Une offensive rondement menée

Quand vient le moment de l'action, lorsqu'un consensus jugé suffisant est atteint, il ne faut plus s'arrêter au milieu du gué, sous peine de décevoir les zélotes sans rassurer les tièdes.

Quelques conseils sur ce point :
- Choisir entre fusion et adhésions ou autres procédures (dissolution et adhésions) n'est pas anodin juridiquement, financièrement et psychologiquement. Les calendriers diffèrent également du tout au tout...
- L'appui des préfets est aujourd'hui plus qu'hier indispensable... Ils peuvent toujours bloquer un territoire en attendant leurs pouvoirs spéciaux de 2013.
- Les possibilités en terme de gouvernance sont plus nombreuses et complexes qu'on ne le croit, mais elles sont également à apprécier à l'aune de la réforme en cours...
- On peut désormais négocier en termes de fonds de concours, mais aussi d'attribution de compensation, plus qu'auparavant (critères sur mesure à la majorité qualifiée)...
- Entre négociations financières, politiques (sièges, présidence...) et gestionnaires (transfert de compétences), chacun ses espoirs... Il faut souvent ne pas avoir trop d'espoirs sur tous les fronts à la fois et avoir une argumentation qui ne marginalise pas trop vis-à-vis des autres communes.
- L'impact sur le personnel et sur les syndicats existants (compléments de rémunération et indemnités de fonctions y compris) doit être mesuré très vite sous peine d'avoir de mystérieuses mais amples oppositions de tous ceux qui ont à y perdre...


Quel territoire ensuite ?

Après les hostilités, viendra la paix. Mais sur quels territoires ? Au moins 5 000 habitants dit le projet de loi... Très souvent bien plus : sur le terrain, on opère déjà des mégafusions un peu partout. Avec à termes des communautés qui, presque toujours :
- réfléchissent sur leurs compétences, à la hausse mais aussi parfois à la baisse, avec une combinaison entre la mutualisation et la substitution par la communauté des actions autrefois faites par les DDE/DDAF ;
- revoient leurs pactes financiers...
- et surtout tendent à se bâtir à la taille des déplacements des habitants et/ou du tissu économique et social.

Alors, après la guerre, elle sera pas belle la paix ?


TEMOIGNAGE

Emmanuel Marck,
DGA, communauté de communes du Pays de Bitche

« La recherche du consensus, gage de succès »

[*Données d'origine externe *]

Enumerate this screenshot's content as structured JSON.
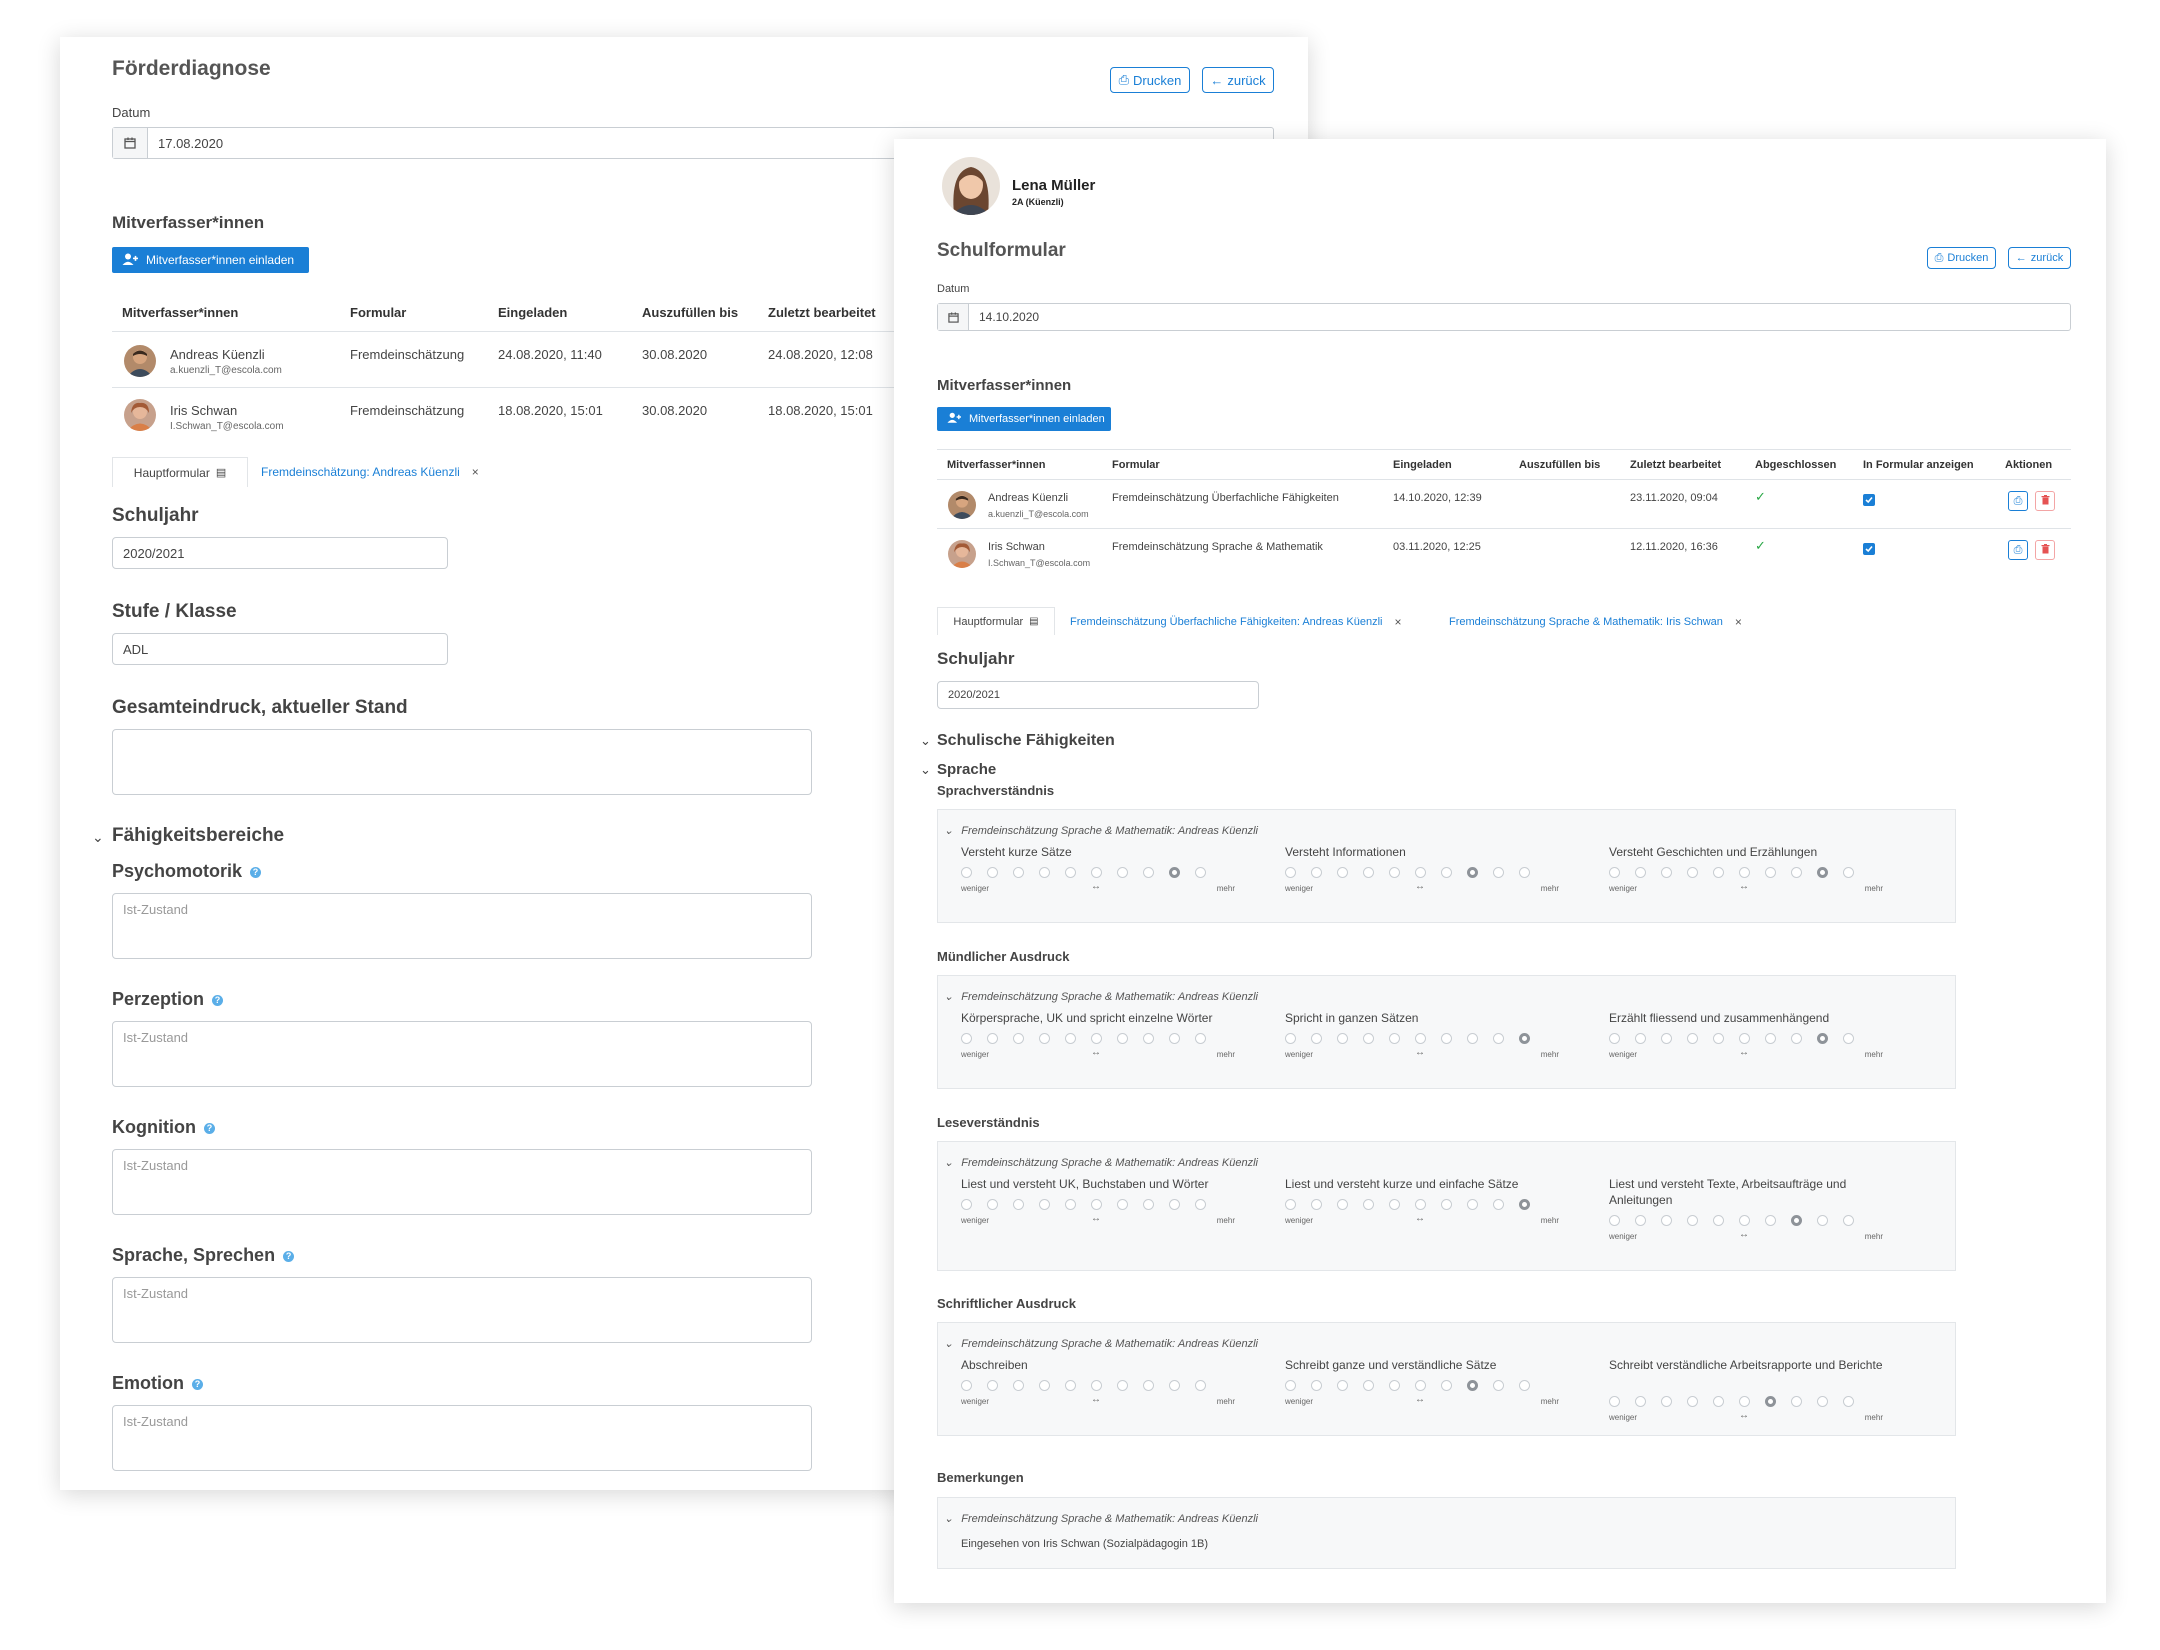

« La CC du Pays de Bitche est née de la fusion le 1er janvier 2010 de six structures intercommunales. Elle regroupe 37 communes, 25 000 habitants, après plusieurs tentatives non abouties de fusion d'intercommunalités en 15 ans au Pays de Bitche ! À la faveur des élections locales de 2008, un des présidents d'intercommunalité prend en charge le dossier de la fusion et en fait un des thèmes de son mandat.
Des groupes de travail thématiques ont permis aux élus de se connaître. Le fruit de leur collaboration était validé par un comité de pilotage composé des présidents d'intercommunalités.
Le groupe de travail des responsables administratifs des EPCI a piloté la procédure et synthétisé les échanges en réunion.
Les points d'accrochage repérés au long du processus ont fait l'objet de médiations avec les services de l'État.
Cette fusion, c'est plus de 50 réunions réparties sur 6 mois, peu de temps mort et une information systématique des conseillers communautaires et des maires ! Tout au long de la procédure, la recherche du consensus dans tous les aspects de l'intercommunalité a permis d'aboutir à la fusion ».


TEMOIGNAGE

Laurent Soulier
DGS, Communauté de communes de Lacq (Pyrénées-Atlantiques)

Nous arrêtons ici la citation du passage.